The first thing you should have is 3–5 mos of current expenses in a current asset account, a saving account or 3 mo CD. Only then do you worry about long term savings. From there you budget how much you are going to save for retirement and purchase savings.
IRAs allow you to invest in the market which over the long term will probably give the best return and give you a current tax benefit, If you put $3000 in an IRA this year and if you are in th 20% tax bracket, you will pay $600 les in taxes this year. The risk at your age is minimal because you are not going to feel any gain or loss for almost 40 years. You’ll withdraw your IRA between 2048 and 2079. If there is a 1987 or 2008 type market drop in 2046, you will ave plenty of time for the rebound. And the $3000 you put in this year will probably be worth $30,000 then.

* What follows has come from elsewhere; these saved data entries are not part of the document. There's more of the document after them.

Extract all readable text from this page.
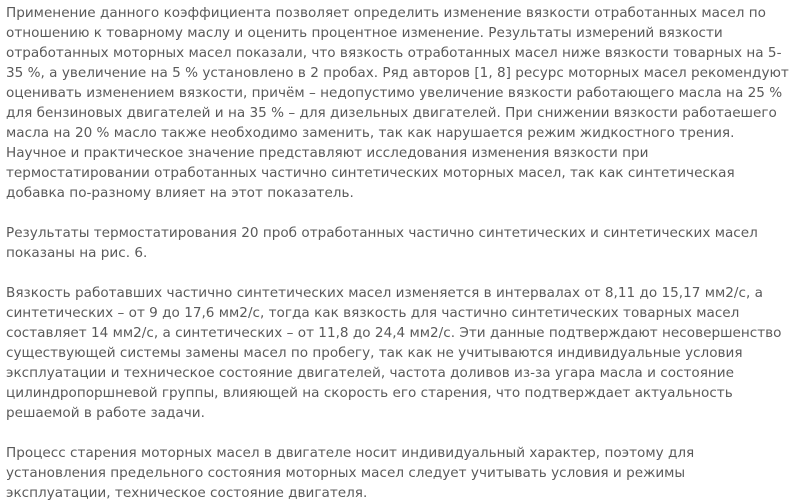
Применение данного коэффициента позволяет определить изменение вязкости отработанных масел по отношению к товарному маслу и оценить процентное изменение. Результаты измерений вязкости отработанных моторных масел показали, что вязкость отработанных масел ниже вязкости товарных на 5-35 %, а увеличение на 5 % установлено в 2 пробах. Ряд авторов [1, 8] ресурс моторных масел рекомендуют оценивать изменением вязкости, причём – недопустимо увеличение вязкости работающего масла на 25 % для бензиновых двигателей и на 35 % – для дизельных двигателей. При снижении вязкости работаешего масла на 20 % масло также необходимо заменить, так как нарушается режим жидкостного трения. Научное и практическое значение представляют исследования изменения вязкости при термостатировании отработанных частично синтетических моторных масел, так как синтетическая добавка по-разному влияет на этот показатель.

Результаты термостатирования 20 проб отработанных частично синтетических и синтетических масел показаны на рис. 6.

Вязкость работавших частично синтетических масел изменяется в интервалах от 8,11 до 15,17 мм2/с, а синтетических – от 9 до 17,6 мм2/с, тогда как вязкость для частично синтетических товарных масел составляет 14 мм2/с, а синтетических – от 11,8 до 24,4 мм2/с. Эти данные подтверждают несовершенство существующей системы замены масел по пробегу, так как не учитываются индивидуальные условия эксплуатации и техническое состояние двигателей, частота доливов из-за угара масла и состояние цилиндропоршневой группы, влияющей на скорость его старения, что подтверждает актуальность решаемой в работе задачи.

Процесс старения моторных масел в двигателе носит индивидуальный характер, поэтому для установления предельного состояния моторных масел следует учитывать условия и режимы эксплуатации, техническое состояние двигателя.
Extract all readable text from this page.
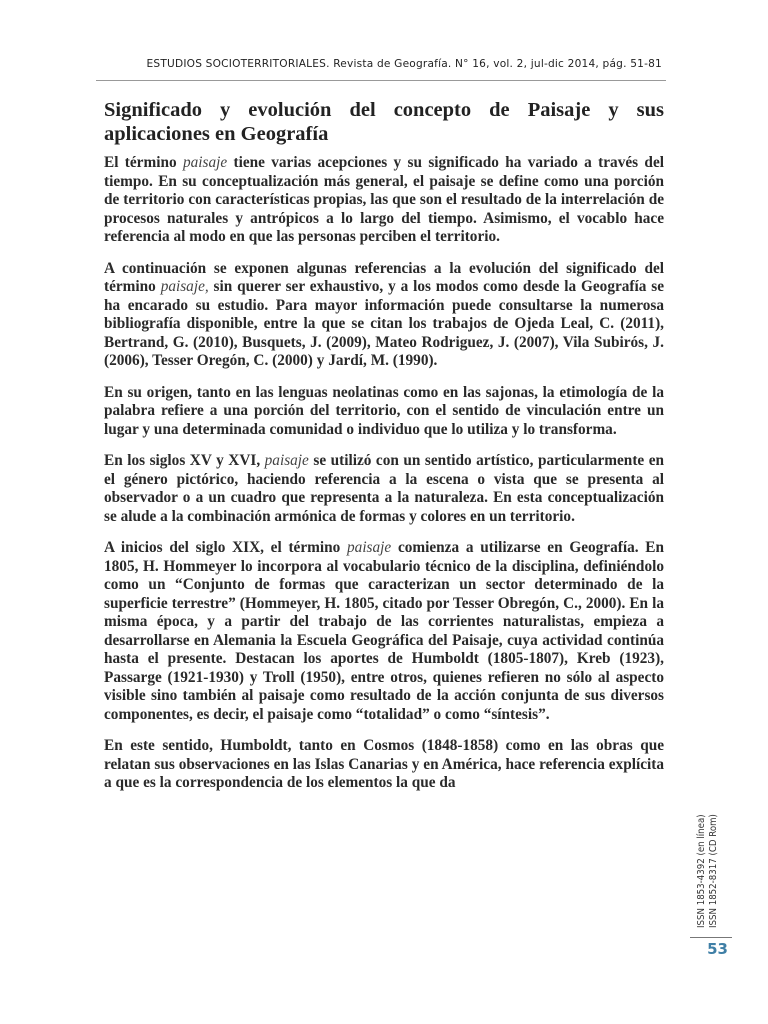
ESTUDIOS SOCIOTERRITORIALES. Revista de Geografía. N° 16, vol. 2, jul-dic 2014, pág. 51-81
Significado y evolución del concepto de Paisaje y sus aplicaciones en Geografía

El término paisaje tiene varias acepciones y su significado ha variado a través del tiempo. En su conceptualización más general, el paisaje se define como una porción de territorio con características propias, las que son el resultado de la interrelación de procesos naturales y antrópicos a lo largo del tiempo. Asimismo, el vocablo hace referencia al modo en que las personas perciben el territorio.

A continuación se exponen algunas referencias a la evolución del significado del término paisaje, sin querer ser exhaustivo, y a los modos como desde la Geografía se ha encarado su estudio. Para mayor información puede consultarse la numerosa bibliografía disponible, entre la que se citan los trabajos de Ojeda Leal, C. (2011), Bertrand, G. (2010), Busquets, J. (2009), Mateo Rodriguez, J. (2007), Vila Subirós, J. (2006), Tesser Oregón, C. (2000) y Jardí, M. (1990).

En su origen, tanto en las lenguas neolatinas como en las sajonas, la etimología de la palabra refiere a una porción del territorio, con el sentido de vinculación entre un lugar y una determinada comunidad o individuo que lo utiliza y lo transforma.

En los siglos XV y XVI, paisaje se utilizó con un sentido artístico, particularmente en el género pictórico, haciendo referencia a la escena o vista que se presenta al observador o a un cuadro que representa a la naturaleza. En esta conceptualización se alude a la combinación armónica de formas y colores en un territorio.

A inicios del siglo XIX, el término paisaje comienza a utilizarse en Geografía. En 1805, H. Hommeyer lo incorpora al vocabulario técnico de la disciplina, definiéndolo como un “Conjunto de formas que caracterizan un sector determinado de la superficie terrestre” (Hommeyer, H. 1805, citado por Tesser Obregón, C., 2000). En la misma época, y a partir del trabajo de las corrientes naturalistas, empieza a desarrollarse en Alemania la Escuela Geográfica del Paisaje, cuya actividad continúa hasta el presente. Destacan los aportes de Humboldt (1805-1807), Kreb (1923), Passarge (1921-1930) y Troll (1950), entre otros, quienes refieren no sólo al aspecto visible sino también al paisaje como resultado de la acción conjunta de sus diversos componentes, es decir, el paisaje como “totalidad” o como “síntesis”.

En este sentido, Humboldt, tanto en Cosmos (1848-1858) como en las obras que relatan sus observaciones en las Islas Canarias y en América, hace referencia explícita a que es la correspondencia de los elementos la que da

ISSN 1853-4392 (en línea) ISSN 1852-8317 (CD Rom)
53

You should also be accumulating money monthly that will be converted into CD’s. You should shop around for interest rates when you purchase or renew them. The longer the term, usually the better the rate. I have 1 CD that was carrying a rate of 3.1% but upon renewal in August, they only offered 1.5%. Normally I might have taken that money and switched it to another bank but since I will be using it soon I switched it to my savings account so it would be immediately available, The CD savings is life money, down payment on a house, wedding or education expenses, etc.
As you go along you will increase all kinds of savings. You can set goals with the aid of online calculators. Right now it is just important you start with the 3 categories. emergency fund, purpose savings and IRA/retirement.